The sample is biased in many ways: Because of the places where I recruited, interviews that didn't work out because of timezone difference, people who responded too late, etc. I also started recruiting on Reddit and then dropped that in favour of Facebook.

So this should not be used as a representative sample, rather it's an attempt to get a wide variety of arguments.

I did interview some people who are worried about alignment but don't think current approaches are tractable. And quite a few people who are worried about alignment but don't think it should get more resources.

Referring to my two basic questions listed at the top of the post, I had a lot of people say "yes" to (1). So they are worried about alignment.
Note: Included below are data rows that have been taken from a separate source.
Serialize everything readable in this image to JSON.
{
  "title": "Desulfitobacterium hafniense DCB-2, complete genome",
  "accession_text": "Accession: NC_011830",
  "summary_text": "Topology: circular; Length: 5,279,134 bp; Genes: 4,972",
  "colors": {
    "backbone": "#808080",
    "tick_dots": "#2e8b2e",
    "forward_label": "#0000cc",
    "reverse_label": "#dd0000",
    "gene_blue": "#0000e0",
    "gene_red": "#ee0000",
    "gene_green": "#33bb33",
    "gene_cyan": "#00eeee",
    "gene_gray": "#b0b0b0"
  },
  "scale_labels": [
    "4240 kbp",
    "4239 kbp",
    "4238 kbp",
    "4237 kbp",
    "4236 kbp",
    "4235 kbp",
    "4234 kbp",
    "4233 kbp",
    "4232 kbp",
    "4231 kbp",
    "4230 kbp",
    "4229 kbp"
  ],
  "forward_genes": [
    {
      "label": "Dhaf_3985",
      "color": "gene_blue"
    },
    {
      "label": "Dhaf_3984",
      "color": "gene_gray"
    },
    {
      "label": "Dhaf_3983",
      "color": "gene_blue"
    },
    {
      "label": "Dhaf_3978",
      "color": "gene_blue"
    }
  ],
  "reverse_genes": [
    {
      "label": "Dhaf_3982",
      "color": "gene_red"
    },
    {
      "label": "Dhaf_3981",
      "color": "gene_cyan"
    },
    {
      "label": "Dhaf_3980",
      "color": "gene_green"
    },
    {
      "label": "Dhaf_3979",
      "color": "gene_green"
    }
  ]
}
I originally planned to provide statistics on agreement / disagreement on questions 1/2 but it turned out that it's not possible to make a clear distinction between the two questions - most people, when discussing (2) in detail, kept referring back to (1) in complex ways.

Harrison Durland2y4

Once again, I’ll say that a study which analyzed the persuasion psychology/sociology of “x-risk from AI” (e.g., what lines of argument are most persuasive to what audiences, what’s the “minimal distance / max speed” people are willing to go from “what is AI risk” to “AI risk is persuasive,” how important is expert statements vs. theoretical arguments, what is the role of fiction in magnifying or undermining AI x-risk fears) seems like it would be quite valuable.

Although I’ve never held important roles or tried to persuade important people, in my conversations with peers I have found it difficult to walk the line between “sounding obsessed with AI x-risk” and “under emphasizing the risk,” because I just don’t have a good sense of how fast I can go from someone being unsure of whether AGI/superintelligence is even possible to “AI x-risk is >10% this century.”

tlevin2y4

Just added a link to the "A-Team is already working on this" section of this post to my "(Even) More EAs Should Try AI Safety Technical Research," where I observe that people who disagree with basically every other claim in this post still don't work on AI safety because of this (flawed) perception.